"Magnify the cowardice of the Rebu if you will, but it was Har-hat who made them afraid," he was saying.
The slow eyes of Rameses turned in the direction of the tacit challenge. Menes' black brows knitted at Siptah, but Kenkenes came to the rescue. A lyre, the inevitable instrument of ancient revels, was near him and he caught it up, sweeping his fingers strongly across the strings.
A momentary silence fell, broken at once by the applause of the peace-loving, who cried, "Sing for us, Kenkenes!"
He shook his head, smiling. "I did but test the harmony of the strings; harmony is grateful to mine ear."
Menes' lips twitched. "If harmony is here," he said with meaning, "you will find it in the instrument."
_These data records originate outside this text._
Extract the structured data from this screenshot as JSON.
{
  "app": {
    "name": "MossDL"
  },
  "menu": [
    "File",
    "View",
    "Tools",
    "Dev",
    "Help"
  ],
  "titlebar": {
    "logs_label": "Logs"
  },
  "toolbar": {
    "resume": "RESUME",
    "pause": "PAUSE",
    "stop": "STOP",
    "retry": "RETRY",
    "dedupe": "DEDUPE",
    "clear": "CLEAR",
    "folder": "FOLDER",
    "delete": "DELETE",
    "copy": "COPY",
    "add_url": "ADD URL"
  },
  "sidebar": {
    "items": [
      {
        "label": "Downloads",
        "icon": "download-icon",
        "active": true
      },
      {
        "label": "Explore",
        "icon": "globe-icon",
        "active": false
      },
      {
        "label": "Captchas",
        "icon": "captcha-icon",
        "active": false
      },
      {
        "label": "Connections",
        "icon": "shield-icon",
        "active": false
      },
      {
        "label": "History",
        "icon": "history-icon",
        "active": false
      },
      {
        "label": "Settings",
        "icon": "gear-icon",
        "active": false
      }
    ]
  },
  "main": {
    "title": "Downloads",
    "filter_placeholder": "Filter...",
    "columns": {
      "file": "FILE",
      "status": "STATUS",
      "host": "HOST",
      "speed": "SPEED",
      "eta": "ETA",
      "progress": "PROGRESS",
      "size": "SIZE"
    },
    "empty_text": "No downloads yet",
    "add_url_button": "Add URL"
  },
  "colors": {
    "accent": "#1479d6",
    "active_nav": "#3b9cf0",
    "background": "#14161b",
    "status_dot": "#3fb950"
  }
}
Again, a voice from the general conversation broke in—this time from
Rameses.
"Kenkenes hath outlasted an army of other singers. I knew him as such when mine uncles yet lived and my father was many moves from the throne. It was while we dwelt unroyally here in Memphis. They made thee sing in the temple, Kenkenes. Dost thou remember?"
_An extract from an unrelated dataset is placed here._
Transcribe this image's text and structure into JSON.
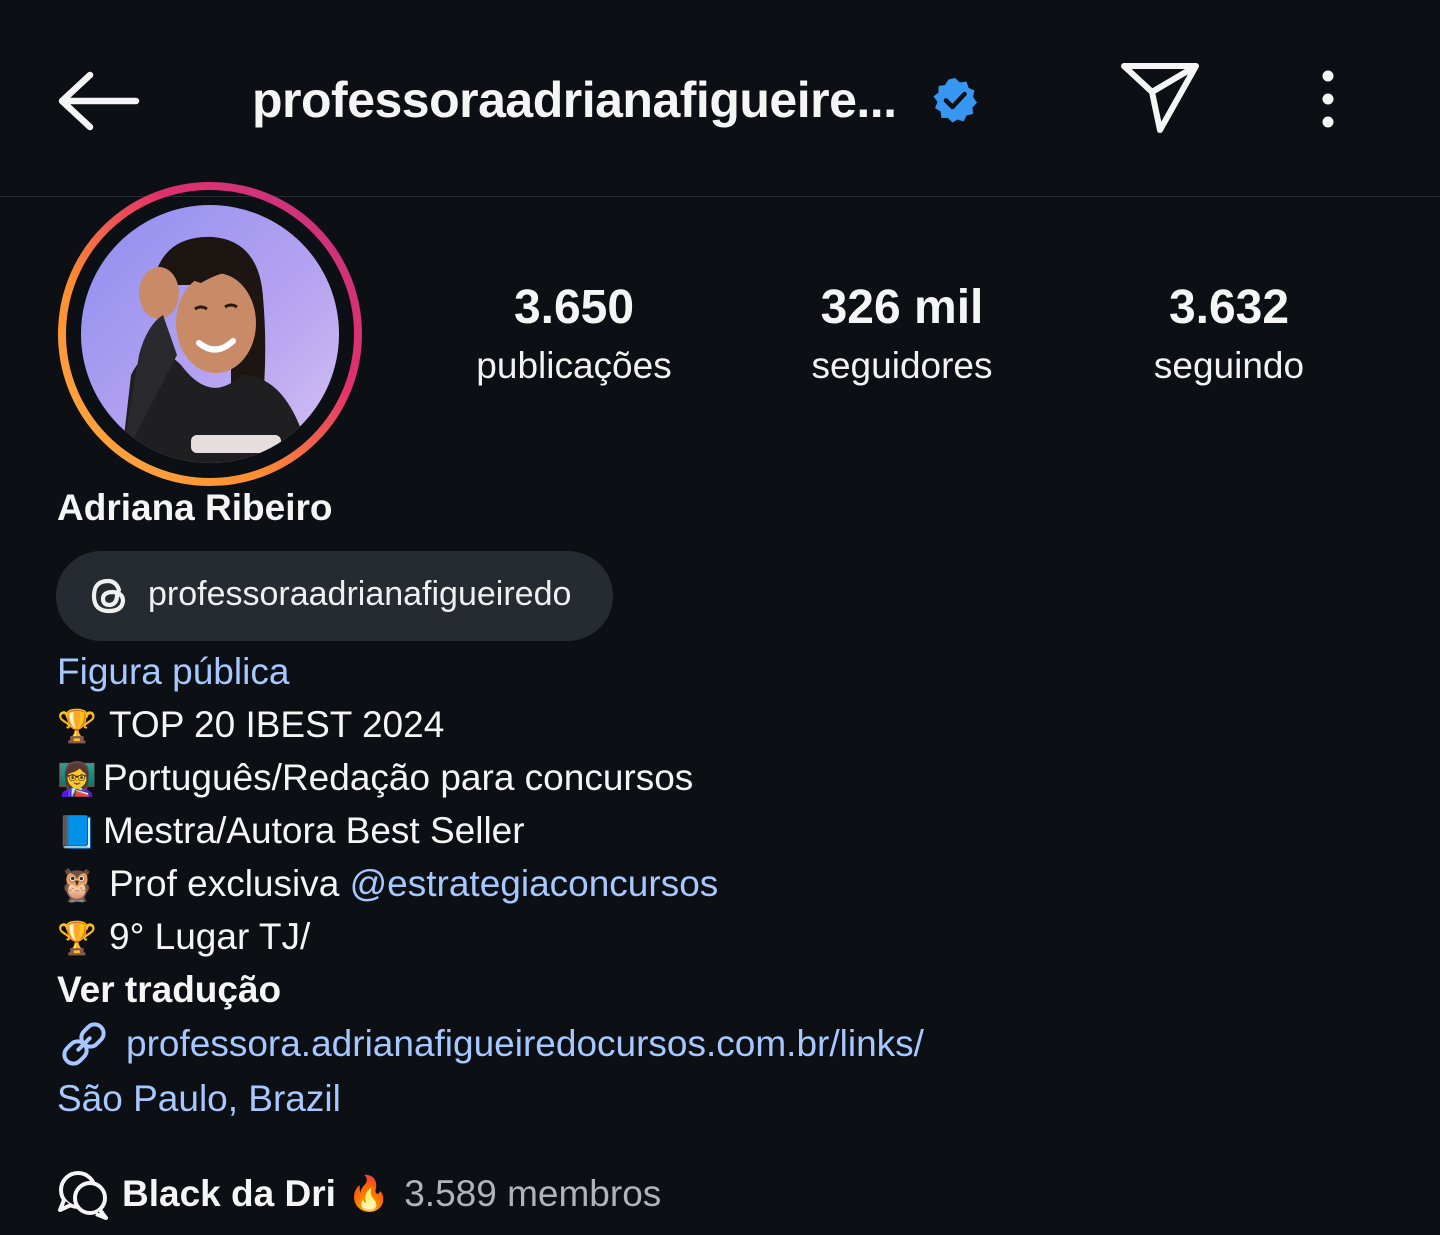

"Aye," Ta-user took it up. "They made thee sing in the temple and it went sore against thee, Kenkenes. Most of the upper classes in the college here were hoarse or treble by turns, and the priests required thee by force from thy tutors because thou couldst sing. Thou wast a stubborn lad, as pretty as a mimosa and as surly as a caged lion. I can see thee now chanting, with a voice like a lark, and frowning like a very demon from Amenti!"
The princess laughed musically at her own narration and received the applause of the others with a serene countenance. She had repaid Kenkenes for his implied championship of her cause earlier in the evening.
"Art still as reluctant, Kenkenes?" the Lady Senci called to him.